When President Richard Nixon launched the war on drugs in 1970, marijuana prohibition was a new thing. But 45 years later it has become an industry. We have become so conditioned to the negative indoctrination of almost five decades of anti-pot propaganda that we often blindly accept it.
In 1997 President Bill Clinton, responding to the legalization of medical cannabis in California, commissioned the Institute of Medicine Report on medical cannabis. This federal report was released in March 1999, and although heavily politicized, still acknowledged that cannabis had great medical value. It also debunked the so-called "gateway theory."
That law enforcement continues to frequently cite that discredited theory today as a St. Croix County Sheriff was quoted in the article, is evidence of how deep it runs.
In 2009, when Democrats controlled the state legislature, a public hearing was held on medical cannabis legislation. According to open records requests, when an attempt was made to secure unanimous opposition to the legislation by all state district attorneys, several instead spoke in favor in an email discussion.
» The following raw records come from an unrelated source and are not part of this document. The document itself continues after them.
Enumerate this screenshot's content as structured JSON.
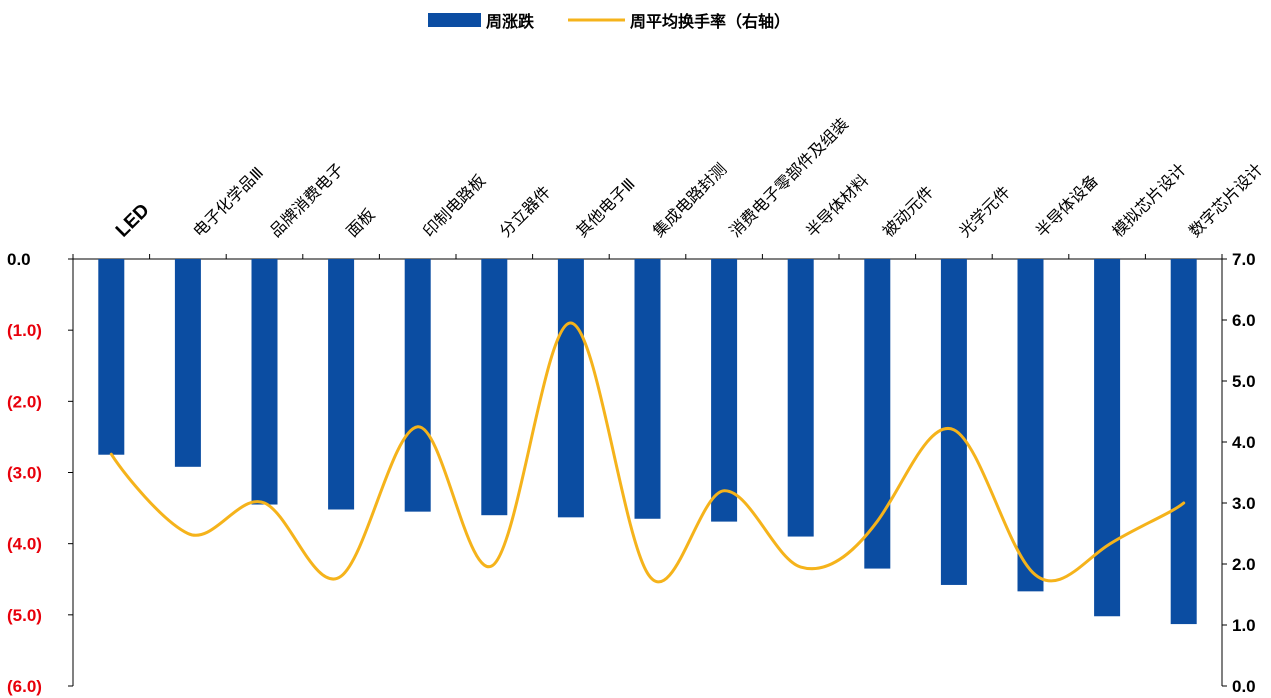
{
  "legend": {
    "bar_label": "周涨跌",
    "line_label": "周平均换手率（右轴）"
  },
  "colors": {
    "bar": "#0B4DA2",
    "line": "#F5B31B",
    "negative_tick": "#E8000B",
    "axis": "#000000"
  },
  "chart_data": {
    "type": "bar",
    "categories": [
      "LED",
      "电子化学品Ⅲ",
      "品牌消费电子",
      "面板",
      "印制电路板",
      "分立器件",
      "其他电子Ⅲ",
      "集成电路封测",
      "消费电子零部件及组装",
      "半导体材料",
      "被动元件",
      "光学元件",
      "半导体设备",
      "模拟芯片设计",
      "数字芯片设计"
    ],
    "series": [
      {
        "name": "周涨跌",
        "type": "bar",
        "axis": "left",
        "values": [
          -2.75,
          -2.92,
          -3.45,
          -3.52,
          -3.55,
          -3.6,
          -3.63,
          -3.65,
          -3.69,
          -3.9,
          -4.35,
          -4.58,
          -4.67,
          -5.02,
          -5.13
        ]
      },
      {
        "name": "周平均换手率（右轴）",
        "type": "line",
        "axis": "right",
        "smooth": true,
        "values": [
          3.8,
          2.5,
          3.0,
          1.8,
          4.25,
          2.0,
          5.95,
          1.85,
          3.2,
          1.95,
          2.7,
          4.2,
          1.9,
          2.3,
          3.0
        ]
      }
    ],
    "y_left": {
      "ylim": [
        -6,
        0
      ],
      "ticks": [
        "0.0",
        "(1.0)",
        "(2.0)",
        "(3.0)",
        "(4.0)",
        "(5.0)",
        "(6.0)"
      ]
    },
    "y_right": {
      "ylim": [
        0,
        7
      ],
      "ticks": [
        "7.0",
        "6.0",
        "5.0",
        "4.0",
        "3.0",
        "2.0",
        "1.0",
        "0.0"
      ]
    },
    "legend_position": "top-center",
    "grid": false
  }
}
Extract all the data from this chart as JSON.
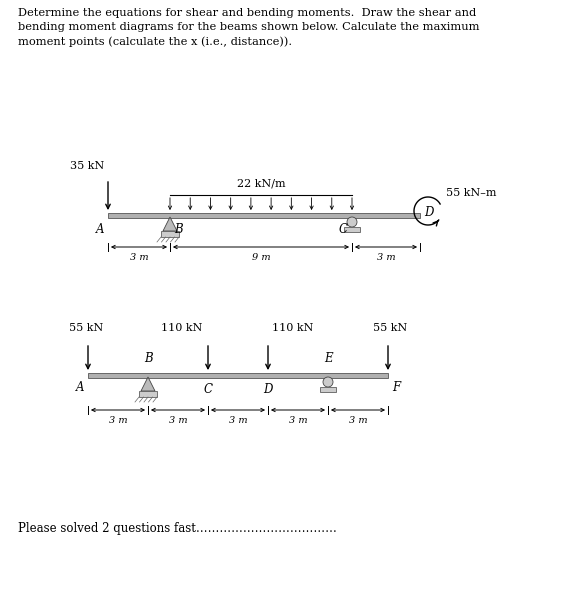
{
  "title_text": "Determine the equations for shear and bending moments.  Draw the shear and\nbending moment diagrams for the beams shown below. Calculate the maximum\nmoment points (calculate the x (i.e., distance)).",
  "footer_text": "Please solved 2 questions fast………………………………",
  "background_color": "#ffffff",
  "beam1": {
    "label_A": "A",
    "label_B": "B",
    "label_C": "C",
    "label_D": "D",
    "dim_AB": "3 m",
    "dim_BC": "9 m",
    "dim_CD": "3 m",
    "load_point": "35 kN",
    "load_dist": "22 kN/m",
    "load_moment": "55 kN–m"
  },
  "beam2": {
    "label_A": "A",
    "label_B": "B",
    "label_C": "C",
    "label_D": "D",
    "label_E": "E",
    "label_F": "F",
    "dim": "3 m",
    "load_55L": "55 kN",
    "load_110L": "110 kN",
    "load_110R": "110 kN",
    "load_55R": "55 kN"
  }
}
One district attorney wrote, "My understanding is that this legislation would actually provide a relief to law enforcement and lessens prosecution caseloads for possession charges. Why is this bad? Shouldn't we be excited to have resources freed up to focus on more serious matters such as violent crime or drunk driving?"
An asst. D.A. opined, "How is enforcement of legal medical marijuana any different and different than enforcing prescription drugs?"
"Look at the carnage I deal with on a daily basis due to alcohol," wrote another district attorney. "And you can't understand why I am mystified as to the vehemence of objection to the very notion of a medical use for THC."
In 1975, the state of Wisconsin held a series of hearings on pot laws at eight locations across the state from Superior to Milwaukee. The result was the overwhelming majority favored full legalization with decriminalization coming in second. This was back at a time when there was little talk of medical use but there was not yet the saturation of anti-pot propaganda we see so ingrained today.
Unfortunately the panel's mandate was never carried out. Every attempt at statewide decriminalization in the legislature has failed so not only is there a patchwork of laws nationally but also across Wisconsin.
Perhaps it's time to go back to the people and reprise the 1975 hearings. Wisconsin does not exist in a bubble and the cannabis plant, once a source of so much income to Wisconsin as industrial hemp, offers a lot of hope as a job and business creators on a much greater scale today.
(Gary Storck of Madison, co-founder of Is My Medicine Legal YET? (IMMLY.org). He is also the cofounder and former president of the Madison & Wisconsin chapters of the National Organization for Marijuana Laws (NORML), Advisory Board Member of Patients Out of Time (medicalcannnabis.com) and a longtime advocate for cannabis law reform.)